Penn State Law to launch Indigent Criminal Justice Clinic
February 6, 2013
Penn State Law students will have the opportunity to practice criminal law in a new clinic set to begin operation in the fall. The Indigent Criminal Justice Clinic (ICJC) will give third-year students the experience of working with criminal defendants accused of misdemeanor offenses in the Centre County Court of Common Pleas. The students will work under the supervision of Casey McClain and Richard Settgast, both attorneys at the Centre County Public Defender Office.
“Students will take their academic knowledge and transform it into practical experience representing their own clients from the community, making contacts with other lawyers, and serving as ambassadors of Penn State Law,” said McClain. “In addition to getting a great experience it’s also a chance for the law school to give back to the community by serving a much needed role in the defense of indigent members of Centre County.”
Students will work as defense attorneys learning litigation, negotiation, and advocacy skills in both the clinic and the classroom. Students will conduct interviews of their clients and work to best represent the client through all phases of the criminal justice process.

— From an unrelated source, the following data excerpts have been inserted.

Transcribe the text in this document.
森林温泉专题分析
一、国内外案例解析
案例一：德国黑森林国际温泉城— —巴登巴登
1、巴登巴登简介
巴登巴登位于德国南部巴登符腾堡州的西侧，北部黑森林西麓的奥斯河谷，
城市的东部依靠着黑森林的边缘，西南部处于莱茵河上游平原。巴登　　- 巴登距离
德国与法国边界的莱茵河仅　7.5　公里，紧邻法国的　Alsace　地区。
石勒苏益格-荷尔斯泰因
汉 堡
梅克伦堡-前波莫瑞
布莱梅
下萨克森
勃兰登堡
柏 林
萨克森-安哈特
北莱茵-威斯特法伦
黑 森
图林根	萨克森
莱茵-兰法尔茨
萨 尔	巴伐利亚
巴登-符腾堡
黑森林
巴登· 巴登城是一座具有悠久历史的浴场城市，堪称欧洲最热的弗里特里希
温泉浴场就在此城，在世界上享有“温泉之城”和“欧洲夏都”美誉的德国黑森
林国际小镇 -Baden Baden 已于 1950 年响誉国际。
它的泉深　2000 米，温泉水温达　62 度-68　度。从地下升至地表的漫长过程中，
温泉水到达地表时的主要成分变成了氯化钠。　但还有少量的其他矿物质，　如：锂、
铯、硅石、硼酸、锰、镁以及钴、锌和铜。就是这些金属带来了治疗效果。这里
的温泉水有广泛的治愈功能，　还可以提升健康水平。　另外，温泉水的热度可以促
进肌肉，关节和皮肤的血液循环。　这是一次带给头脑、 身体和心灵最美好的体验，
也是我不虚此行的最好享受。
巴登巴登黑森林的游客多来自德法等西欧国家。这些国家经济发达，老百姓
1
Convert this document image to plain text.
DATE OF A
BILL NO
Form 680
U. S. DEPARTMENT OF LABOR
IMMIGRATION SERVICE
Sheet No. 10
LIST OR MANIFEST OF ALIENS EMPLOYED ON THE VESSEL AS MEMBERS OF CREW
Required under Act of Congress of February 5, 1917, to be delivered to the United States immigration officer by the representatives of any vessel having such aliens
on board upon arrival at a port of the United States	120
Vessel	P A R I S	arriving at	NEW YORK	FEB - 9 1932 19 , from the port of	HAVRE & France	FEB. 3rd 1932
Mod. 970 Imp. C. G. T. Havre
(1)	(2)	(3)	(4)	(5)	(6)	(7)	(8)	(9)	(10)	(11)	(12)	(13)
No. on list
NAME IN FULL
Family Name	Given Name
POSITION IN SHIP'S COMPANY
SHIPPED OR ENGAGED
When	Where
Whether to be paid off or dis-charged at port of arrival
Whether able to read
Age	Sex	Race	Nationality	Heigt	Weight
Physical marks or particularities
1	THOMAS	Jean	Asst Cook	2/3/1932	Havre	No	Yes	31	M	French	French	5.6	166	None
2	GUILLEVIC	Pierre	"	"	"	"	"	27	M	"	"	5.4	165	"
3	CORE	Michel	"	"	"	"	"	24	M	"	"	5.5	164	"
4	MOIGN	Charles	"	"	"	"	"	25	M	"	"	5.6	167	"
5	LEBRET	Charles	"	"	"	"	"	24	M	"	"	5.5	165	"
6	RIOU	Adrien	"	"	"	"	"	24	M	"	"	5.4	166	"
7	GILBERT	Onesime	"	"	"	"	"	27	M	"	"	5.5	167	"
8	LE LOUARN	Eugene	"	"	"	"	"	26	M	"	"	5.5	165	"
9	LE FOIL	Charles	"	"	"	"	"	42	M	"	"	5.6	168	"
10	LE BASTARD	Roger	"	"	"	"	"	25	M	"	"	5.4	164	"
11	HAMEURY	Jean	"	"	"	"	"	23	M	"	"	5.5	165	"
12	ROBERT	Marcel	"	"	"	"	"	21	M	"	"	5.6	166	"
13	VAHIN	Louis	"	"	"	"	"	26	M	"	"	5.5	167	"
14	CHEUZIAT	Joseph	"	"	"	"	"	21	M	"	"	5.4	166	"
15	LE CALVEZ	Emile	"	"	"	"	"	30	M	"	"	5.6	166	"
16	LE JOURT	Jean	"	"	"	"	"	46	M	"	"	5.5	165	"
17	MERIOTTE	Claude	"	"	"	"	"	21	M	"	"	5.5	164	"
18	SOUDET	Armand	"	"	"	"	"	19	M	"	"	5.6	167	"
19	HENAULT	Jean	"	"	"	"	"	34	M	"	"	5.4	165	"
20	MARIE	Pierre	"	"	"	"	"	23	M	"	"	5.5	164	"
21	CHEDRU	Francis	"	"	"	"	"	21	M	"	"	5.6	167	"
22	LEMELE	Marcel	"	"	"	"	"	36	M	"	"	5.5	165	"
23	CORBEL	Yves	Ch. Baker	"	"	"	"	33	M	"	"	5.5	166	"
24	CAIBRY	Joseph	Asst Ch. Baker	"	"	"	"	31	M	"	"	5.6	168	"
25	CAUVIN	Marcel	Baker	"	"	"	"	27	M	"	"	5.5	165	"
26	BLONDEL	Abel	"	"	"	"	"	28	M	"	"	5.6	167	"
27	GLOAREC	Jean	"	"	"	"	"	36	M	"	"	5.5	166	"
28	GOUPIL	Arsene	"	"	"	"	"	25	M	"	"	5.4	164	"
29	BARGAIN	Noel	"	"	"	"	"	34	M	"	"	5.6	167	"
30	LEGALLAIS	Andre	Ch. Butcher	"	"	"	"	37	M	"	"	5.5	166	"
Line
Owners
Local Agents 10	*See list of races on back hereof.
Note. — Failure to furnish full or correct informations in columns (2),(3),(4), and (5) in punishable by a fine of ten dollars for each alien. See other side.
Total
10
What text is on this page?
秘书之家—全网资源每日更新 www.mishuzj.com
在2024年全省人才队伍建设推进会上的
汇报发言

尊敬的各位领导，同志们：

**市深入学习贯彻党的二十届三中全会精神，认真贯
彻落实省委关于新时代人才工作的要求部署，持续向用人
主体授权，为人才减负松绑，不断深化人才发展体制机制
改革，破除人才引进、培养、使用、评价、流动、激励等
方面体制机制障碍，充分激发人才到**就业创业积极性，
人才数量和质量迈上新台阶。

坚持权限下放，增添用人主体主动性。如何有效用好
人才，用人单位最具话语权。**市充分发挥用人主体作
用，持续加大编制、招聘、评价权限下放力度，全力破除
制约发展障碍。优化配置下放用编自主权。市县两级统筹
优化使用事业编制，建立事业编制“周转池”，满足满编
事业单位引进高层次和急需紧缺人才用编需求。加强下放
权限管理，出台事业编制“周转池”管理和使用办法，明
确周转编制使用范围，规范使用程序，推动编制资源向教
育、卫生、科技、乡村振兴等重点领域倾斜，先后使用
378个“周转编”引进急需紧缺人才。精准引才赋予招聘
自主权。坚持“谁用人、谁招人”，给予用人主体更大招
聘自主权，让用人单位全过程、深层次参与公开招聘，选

Referrals to the clinic will come through the Centre County Public Defender Office and are intended to provide criminal defendants who cannot afford private counsel, with highly effective representation that is client-centered, professional, and ethical.
“The clinic will be an invaluable opportunity to step out of the classroom and apply what I've learned to engage clients, gain real courtroom experience, and serve the local community,” said second-year law student Thomas Robins who hopes to join the clinic in the fall.
The clinic will be based in the Law School’s Innovation Park facility, which also houses the Center for Immigrants' Rights
, the Civil Rights Appellate Clinic
, the Family Law Clinic
, the International Sustainable Development Projects Clinic
, and the Rural Economic Development Clinic
. The facility, which is set up to function like a law firm, includes conference rooms, private offices, and a central open area with individual student work spaces. The law school also operates the Community Law Clinic
and the Children's Advocacy Clinic
in Carlisle, PA.
“The addition of our new Indigent Criminal Justice Clinic provides Penn State Law students with an unprecedented range of clinical opportunities, from civil to criminal, transactional to litigation, domestic to international," said Dean Phil McConnaughay. "In combination with the law school’s exceptional externship opportunities, the Semester in Washington, D.C.
program and our International Justice Externship
at the Hague, experiential learning at Penn State Law is unmatched.”